El párroco se despidió con una cabezada y se alejó. Joentaa le miró irse, hasta que desapareció en el interior de la iglesia. Se quedó allí un rato, luego fue lentamente hacia la ladera que llevaba hasta el mar. Se sentó en un desvencijado banco de madera al borde de los acantilados.
Una motora cortó la tranquila superficie de las aguas. El ruido fue acallándose poco a poco. El transbordador se movía con calma hacia la orilla de enfrente.
Pensó en la sonrisa del párroco y la interpretó como expresión de una confianza en Dios que él nunca había podido comprender. Una confianza en Dios que atenuaba la pena porque no reconocía el horror de la muerte, porque negaba su carácter definitivo.

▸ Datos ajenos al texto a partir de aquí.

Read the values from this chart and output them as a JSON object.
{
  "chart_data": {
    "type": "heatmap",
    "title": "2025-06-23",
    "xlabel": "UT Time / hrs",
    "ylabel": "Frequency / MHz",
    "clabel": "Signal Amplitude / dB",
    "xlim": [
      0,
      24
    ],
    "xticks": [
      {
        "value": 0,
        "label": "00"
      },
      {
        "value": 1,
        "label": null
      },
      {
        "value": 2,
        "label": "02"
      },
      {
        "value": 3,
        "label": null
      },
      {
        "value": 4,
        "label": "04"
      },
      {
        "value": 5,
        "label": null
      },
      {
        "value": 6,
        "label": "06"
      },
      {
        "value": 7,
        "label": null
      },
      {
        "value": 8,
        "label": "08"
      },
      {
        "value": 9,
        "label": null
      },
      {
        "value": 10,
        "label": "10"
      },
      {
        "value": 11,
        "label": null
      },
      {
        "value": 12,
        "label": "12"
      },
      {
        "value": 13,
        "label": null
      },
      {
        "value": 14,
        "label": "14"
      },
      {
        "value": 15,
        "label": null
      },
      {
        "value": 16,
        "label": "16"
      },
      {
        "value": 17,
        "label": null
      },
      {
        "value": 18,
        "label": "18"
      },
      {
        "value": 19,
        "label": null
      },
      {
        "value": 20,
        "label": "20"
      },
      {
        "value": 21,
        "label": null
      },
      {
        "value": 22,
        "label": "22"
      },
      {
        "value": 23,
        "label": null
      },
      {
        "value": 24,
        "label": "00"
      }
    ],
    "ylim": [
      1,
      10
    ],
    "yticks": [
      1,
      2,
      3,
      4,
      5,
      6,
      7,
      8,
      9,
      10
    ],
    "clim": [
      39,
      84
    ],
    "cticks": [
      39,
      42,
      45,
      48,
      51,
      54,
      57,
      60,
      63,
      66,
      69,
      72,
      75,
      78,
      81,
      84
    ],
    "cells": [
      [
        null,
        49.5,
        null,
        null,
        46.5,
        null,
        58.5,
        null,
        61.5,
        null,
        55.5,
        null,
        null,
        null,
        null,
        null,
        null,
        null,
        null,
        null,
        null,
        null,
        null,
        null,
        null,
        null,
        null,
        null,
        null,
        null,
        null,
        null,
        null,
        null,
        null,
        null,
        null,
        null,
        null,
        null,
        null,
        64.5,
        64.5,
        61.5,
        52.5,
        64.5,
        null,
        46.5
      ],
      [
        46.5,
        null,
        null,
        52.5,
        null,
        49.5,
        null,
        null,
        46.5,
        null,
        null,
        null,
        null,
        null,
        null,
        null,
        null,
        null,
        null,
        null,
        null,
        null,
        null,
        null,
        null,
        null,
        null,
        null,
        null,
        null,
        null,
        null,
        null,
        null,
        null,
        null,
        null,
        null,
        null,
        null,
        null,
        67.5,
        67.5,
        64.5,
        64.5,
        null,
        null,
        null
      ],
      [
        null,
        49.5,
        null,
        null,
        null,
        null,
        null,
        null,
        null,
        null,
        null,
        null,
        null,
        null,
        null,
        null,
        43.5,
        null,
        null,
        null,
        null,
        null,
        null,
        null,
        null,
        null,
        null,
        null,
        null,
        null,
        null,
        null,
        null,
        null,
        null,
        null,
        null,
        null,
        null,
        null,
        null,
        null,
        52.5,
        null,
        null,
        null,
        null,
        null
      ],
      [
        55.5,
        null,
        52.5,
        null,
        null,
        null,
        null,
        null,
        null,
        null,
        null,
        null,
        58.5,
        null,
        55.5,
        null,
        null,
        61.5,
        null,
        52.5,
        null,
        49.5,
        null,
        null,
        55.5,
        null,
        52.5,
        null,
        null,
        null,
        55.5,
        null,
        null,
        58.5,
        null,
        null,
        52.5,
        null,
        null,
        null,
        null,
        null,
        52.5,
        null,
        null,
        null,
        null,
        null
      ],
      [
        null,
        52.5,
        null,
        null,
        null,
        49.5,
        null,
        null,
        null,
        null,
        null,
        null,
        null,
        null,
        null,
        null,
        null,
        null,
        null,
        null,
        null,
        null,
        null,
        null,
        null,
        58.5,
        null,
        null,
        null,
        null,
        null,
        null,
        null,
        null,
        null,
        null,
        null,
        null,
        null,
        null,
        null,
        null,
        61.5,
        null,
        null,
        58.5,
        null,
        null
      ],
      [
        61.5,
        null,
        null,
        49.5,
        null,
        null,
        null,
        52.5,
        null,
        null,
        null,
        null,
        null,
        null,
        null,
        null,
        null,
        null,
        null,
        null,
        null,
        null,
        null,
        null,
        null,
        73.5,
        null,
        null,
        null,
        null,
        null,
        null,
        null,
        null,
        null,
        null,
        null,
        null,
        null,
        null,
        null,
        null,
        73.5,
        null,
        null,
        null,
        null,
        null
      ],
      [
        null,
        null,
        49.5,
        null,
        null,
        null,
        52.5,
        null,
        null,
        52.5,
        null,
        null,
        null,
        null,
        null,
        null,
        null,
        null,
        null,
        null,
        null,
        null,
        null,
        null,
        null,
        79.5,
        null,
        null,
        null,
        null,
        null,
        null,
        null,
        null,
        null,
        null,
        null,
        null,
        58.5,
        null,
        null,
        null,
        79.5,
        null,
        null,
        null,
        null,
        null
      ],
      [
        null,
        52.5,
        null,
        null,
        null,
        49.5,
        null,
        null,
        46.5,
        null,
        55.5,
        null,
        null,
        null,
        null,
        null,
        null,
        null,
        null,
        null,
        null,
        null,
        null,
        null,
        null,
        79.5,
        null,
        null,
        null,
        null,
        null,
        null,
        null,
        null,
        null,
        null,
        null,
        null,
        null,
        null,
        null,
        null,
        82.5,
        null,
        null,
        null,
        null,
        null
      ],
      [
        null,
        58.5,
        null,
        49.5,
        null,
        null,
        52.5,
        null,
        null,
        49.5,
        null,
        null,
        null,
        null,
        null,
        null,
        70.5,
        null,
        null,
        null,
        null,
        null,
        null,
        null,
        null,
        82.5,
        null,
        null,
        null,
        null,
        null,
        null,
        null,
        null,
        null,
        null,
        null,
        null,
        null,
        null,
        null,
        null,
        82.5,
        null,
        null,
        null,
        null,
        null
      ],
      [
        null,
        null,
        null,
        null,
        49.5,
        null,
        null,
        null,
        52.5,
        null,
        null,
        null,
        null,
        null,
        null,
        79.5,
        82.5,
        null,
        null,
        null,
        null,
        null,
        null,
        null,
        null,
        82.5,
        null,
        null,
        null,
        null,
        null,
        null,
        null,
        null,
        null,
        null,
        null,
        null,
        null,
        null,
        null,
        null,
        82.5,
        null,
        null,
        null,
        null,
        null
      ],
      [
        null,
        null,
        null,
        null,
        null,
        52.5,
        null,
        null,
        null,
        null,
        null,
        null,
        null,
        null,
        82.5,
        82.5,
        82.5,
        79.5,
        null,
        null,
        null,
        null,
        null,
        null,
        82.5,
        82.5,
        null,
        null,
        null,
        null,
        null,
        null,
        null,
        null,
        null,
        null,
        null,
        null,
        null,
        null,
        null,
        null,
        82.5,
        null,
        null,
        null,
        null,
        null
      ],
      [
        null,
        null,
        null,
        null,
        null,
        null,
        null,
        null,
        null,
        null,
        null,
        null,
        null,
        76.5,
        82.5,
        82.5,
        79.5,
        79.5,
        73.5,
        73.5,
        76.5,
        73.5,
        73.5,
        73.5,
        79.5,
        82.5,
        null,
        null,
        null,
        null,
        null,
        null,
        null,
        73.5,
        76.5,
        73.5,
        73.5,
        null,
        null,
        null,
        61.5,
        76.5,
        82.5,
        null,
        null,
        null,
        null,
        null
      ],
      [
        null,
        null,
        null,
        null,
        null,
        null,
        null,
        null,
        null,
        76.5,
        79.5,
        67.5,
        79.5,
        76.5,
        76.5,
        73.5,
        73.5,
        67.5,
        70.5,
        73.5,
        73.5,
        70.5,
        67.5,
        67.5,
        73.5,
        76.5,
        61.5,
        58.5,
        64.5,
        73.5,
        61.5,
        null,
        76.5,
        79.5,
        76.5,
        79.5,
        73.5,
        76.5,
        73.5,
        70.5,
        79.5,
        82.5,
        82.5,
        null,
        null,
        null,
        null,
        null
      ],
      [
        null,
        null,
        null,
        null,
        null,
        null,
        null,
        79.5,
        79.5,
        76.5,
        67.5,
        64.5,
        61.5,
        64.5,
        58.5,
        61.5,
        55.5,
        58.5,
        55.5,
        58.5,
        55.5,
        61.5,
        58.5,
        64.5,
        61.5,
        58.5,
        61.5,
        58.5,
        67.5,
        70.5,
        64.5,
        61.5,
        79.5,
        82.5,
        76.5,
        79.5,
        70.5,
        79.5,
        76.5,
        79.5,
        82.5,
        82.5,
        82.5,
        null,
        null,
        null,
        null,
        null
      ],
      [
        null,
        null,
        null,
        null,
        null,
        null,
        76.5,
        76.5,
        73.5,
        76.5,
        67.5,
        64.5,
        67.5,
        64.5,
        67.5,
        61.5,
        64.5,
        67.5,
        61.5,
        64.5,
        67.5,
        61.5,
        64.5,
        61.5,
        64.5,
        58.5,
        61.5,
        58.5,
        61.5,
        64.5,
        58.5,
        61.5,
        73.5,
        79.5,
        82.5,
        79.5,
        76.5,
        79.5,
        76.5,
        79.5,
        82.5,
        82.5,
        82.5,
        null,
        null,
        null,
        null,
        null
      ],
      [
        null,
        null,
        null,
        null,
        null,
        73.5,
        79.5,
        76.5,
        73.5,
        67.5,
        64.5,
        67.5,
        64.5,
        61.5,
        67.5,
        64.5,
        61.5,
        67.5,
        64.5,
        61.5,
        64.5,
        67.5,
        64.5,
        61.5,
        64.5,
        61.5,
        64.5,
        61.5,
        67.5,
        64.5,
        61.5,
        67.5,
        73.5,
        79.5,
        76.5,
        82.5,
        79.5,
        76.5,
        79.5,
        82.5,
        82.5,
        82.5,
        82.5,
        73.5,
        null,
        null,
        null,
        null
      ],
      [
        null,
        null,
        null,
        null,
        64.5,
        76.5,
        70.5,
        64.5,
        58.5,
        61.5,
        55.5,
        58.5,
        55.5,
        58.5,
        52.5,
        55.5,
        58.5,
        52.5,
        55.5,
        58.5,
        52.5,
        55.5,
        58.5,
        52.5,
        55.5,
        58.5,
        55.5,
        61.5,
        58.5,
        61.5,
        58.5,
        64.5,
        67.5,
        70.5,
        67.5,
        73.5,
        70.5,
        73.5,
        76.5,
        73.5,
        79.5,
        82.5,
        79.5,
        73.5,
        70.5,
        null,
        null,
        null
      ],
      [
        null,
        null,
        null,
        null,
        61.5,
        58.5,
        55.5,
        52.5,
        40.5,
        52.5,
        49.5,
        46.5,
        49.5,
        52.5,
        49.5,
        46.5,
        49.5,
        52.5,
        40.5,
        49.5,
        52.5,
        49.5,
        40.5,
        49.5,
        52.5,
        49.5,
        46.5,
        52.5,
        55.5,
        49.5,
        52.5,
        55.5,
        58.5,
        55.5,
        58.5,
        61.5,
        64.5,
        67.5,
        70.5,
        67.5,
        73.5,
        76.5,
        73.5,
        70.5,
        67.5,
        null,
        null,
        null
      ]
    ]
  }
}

Pero la muerte de Sanna era definitiva.
Se esforzó en aceptar que Sanna había planeado su muerte sin contar con él, pero le costaba trabajo. Se decía, contra su voluntad, que había sido engañado, y trataba al mismo tiempo de comprender que la conducta de Sanna revelaba comprensión y afecto. Lo había puesto ante los hechos consumados porque, desde su conversación en primavera, sabía lo desmesurado e insoportable que era su miedo a su muerte.
El dolor se desencadenó ante la idea de que ella, la enferma grave, había querido protegerlo a él, que estaba completamente sano. Empezó a llorar y a hablar en voz alta consigo mismo. Se reprochaba haber fallado…, haberla dejado sola con su miedo a la muerte, porque se había aferrado, con terca desesperación, a la falsa esperanza de que podía sobrevivir.
Luego su humor cambió, y se imaginó que Sanna le había precipitado intencionadamente a ese conflicto consigo mismo, que había querido atormentarle más allá de su muerte.
La idea se esfumó tan rápido como había venido, y no entendió cómo podía habérsele ocurrido. Aun así, quedaba el miedo a que jamás comprendería del todo lo que ella había hecho.
El sol se movía lentamente sobre la superficie de las aguas.
Trató de pensar en cómo sería mañana, pero no había nada.
Cuando caminaba hacia su coche por el estrecho sendero de grava, el jardinero del cementerio alzó la vista, tendió al sol la cabeza y le gritó que hacía un día espléndido.